Group 1 included all patients with tetralogy of Fallot (TOF) and TOF-like anatomy (including patients with pulmonary atresia, “hemitruncus,” or a TOF-type double outlet right ventricle); group 2 consisted of patients with a primary PA abnormality; group 3 included all nongroup 1 patients with a conotruncal abnormality; group 4 included all patients with a single ventricle; and group 5 included all other patients.

Due to the lack of a standardized definition of success, 2 definitions of PA stenting procedural success were created for patients with biventricular hearts and for patients with a single ventricle. The first definition was developed from previous studies and represented “a historical definition of procedural success and consisted of improvements in subpulmonic ventricular pressure and PA diameter.”

The second definition was developed and used to account for possible deficits in the historical definition. Aside from changes in ventricular pressure and PA size, the second definition also included “>50% gradient reduction across the stenosis to identify procedural success in patients with elevated pressure in the contralateral lung.” Researchers also used the ratio of post-procedure in-stent diameter to the pre-procedure distal diameter as a metric to determine improvement in PA size.

Data from a total of 1183 PA stenting procedures in 974 patients (mean age: 8.6 ± 9.8 years) were included in the analysis. Eighteen percent (n=211) of procedures were performed in patients with TOF or TOF-like diagnoses (group 1), 15% (n=182) in patients with primary PA stenosis (group 2), 9% (n=110) in patients with conotruncal abnormalities (group 3), 22% (n=262) in patients with a single ventricle (group 4), and 20% (n=234) in patients with a different diagnosis (group 5).

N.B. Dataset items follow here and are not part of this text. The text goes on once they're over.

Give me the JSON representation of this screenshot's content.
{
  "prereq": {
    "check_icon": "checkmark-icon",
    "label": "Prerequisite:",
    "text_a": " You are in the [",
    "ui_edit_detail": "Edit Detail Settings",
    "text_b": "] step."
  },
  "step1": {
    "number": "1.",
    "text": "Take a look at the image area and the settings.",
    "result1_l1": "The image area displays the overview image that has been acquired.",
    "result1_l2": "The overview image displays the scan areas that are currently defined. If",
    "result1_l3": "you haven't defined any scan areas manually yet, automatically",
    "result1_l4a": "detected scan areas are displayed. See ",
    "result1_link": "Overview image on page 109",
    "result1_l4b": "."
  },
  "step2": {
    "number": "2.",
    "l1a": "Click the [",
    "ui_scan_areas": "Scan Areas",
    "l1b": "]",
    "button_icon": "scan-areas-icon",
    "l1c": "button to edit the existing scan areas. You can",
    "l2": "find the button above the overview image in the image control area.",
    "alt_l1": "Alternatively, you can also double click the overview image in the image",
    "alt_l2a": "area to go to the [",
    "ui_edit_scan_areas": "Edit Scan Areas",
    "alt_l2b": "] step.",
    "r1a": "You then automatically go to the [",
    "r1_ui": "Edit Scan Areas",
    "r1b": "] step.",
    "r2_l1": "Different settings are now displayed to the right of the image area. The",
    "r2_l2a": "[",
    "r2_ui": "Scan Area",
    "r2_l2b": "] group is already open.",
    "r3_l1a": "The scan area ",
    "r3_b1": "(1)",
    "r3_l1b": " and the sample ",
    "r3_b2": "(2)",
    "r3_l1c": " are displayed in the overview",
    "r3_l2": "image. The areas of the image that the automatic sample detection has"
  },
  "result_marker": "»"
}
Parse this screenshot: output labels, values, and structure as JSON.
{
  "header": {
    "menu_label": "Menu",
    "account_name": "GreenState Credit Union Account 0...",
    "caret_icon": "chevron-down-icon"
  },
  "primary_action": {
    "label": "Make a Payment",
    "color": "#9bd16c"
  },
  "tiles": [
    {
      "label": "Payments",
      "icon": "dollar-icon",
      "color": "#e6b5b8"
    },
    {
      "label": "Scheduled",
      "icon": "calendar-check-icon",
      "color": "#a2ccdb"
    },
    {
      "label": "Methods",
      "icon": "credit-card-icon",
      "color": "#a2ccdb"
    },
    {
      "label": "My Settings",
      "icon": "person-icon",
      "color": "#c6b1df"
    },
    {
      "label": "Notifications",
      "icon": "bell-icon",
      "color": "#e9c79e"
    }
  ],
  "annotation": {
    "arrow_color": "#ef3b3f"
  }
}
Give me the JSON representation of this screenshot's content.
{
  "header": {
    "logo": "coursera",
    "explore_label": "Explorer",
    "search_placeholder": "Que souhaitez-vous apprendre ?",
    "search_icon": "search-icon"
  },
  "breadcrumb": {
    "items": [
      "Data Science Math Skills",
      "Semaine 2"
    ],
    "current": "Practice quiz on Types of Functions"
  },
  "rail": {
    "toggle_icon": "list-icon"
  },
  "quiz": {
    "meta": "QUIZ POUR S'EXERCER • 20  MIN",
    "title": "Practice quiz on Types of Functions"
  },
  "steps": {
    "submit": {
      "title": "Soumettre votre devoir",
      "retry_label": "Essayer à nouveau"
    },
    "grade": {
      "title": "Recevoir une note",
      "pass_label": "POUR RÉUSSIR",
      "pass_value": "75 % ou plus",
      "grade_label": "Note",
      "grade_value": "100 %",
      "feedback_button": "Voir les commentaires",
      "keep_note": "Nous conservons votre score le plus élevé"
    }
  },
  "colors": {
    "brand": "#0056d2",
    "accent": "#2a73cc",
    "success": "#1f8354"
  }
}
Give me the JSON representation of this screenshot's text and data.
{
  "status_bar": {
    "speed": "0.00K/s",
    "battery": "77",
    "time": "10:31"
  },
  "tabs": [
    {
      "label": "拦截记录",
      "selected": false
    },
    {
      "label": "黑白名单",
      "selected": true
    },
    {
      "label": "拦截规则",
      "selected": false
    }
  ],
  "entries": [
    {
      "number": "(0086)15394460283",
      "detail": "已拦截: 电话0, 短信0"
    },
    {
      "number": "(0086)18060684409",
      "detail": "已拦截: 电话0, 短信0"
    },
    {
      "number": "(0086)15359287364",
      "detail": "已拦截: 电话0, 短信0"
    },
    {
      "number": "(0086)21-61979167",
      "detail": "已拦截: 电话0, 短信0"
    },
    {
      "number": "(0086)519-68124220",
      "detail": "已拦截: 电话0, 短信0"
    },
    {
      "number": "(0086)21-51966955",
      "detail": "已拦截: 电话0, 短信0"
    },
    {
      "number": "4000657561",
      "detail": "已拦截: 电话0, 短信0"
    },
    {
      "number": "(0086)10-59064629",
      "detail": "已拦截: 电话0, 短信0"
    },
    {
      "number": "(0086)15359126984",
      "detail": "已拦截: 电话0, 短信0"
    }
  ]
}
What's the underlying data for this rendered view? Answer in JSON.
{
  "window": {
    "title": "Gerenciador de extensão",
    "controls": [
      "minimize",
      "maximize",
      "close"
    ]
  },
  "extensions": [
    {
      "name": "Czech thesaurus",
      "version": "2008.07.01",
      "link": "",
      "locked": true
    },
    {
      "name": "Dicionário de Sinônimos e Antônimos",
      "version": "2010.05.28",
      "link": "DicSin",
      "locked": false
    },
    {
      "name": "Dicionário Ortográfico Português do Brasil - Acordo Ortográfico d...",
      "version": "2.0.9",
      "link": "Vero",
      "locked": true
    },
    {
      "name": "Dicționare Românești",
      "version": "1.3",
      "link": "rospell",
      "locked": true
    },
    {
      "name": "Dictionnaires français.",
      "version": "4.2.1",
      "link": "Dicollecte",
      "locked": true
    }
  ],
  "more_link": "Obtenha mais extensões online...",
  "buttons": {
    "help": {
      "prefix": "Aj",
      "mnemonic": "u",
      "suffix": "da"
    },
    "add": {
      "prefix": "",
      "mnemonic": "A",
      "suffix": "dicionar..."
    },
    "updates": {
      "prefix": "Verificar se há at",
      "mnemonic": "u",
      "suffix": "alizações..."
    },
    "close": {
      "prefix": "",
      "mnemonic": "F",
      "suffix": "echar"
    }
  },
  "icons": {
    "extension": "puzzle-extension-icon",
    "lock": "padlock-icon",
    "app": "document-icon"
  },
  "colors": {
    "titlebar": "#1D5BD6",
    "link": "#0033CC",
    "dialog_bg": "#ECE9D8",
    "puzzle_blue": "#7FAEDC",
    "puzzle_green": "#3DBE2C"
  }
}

The mean pre-procedure PA diameter of the stenotic segment was 5.4 ± 3.4 mm, mean pre-procedure distal diameter was 9.0 ± 4.0 mm, and the mean post-procedure PA in-stent diameter was 9.5 ± 4.0 mm. The overall success rate for procedures in biventricular hearts was 76% (95% confidence interval [CI]: 73% to 79%) for definition 1 and 84% (95% CI: 82% to 86%) for definition 2. The number of procedures considered successful was significantly different for each definition (P<.001). Successful intervention in patients with a single ventricle occurred in 75% (95% CI: 70% to 80%) of cases.

Complications occurred in 14% (95% CI: 12% to 16%) of the procedures and 9% (95% CI: 7% to 11%) had a major adverse event (MAE). A total of 19 deaths occurred, 10 of which were associated with an urgent or emergent procedure, but none occurred in patients who had associated cardiac surgery.

“Successful interventions did not increase the risk for adverse events,” the authors wrote. “Instead, we found that patients who had a procedural success according to the second definition were significantly less like to have an MAE. Anatomic factors that decrease the probability of a successful outcome may also play a role in defining which patients are at highest risk for an MAE.”


Lewis MJ, Kennedy KF, Ginns J, et al. Procedural success and adverse events in pulmonary artery stenting. Insights from the NCDR. J Am Coll Cardiol. 2016;67(11):1327-1335.  doi: 10.1016/j.jacc.2016.01.025.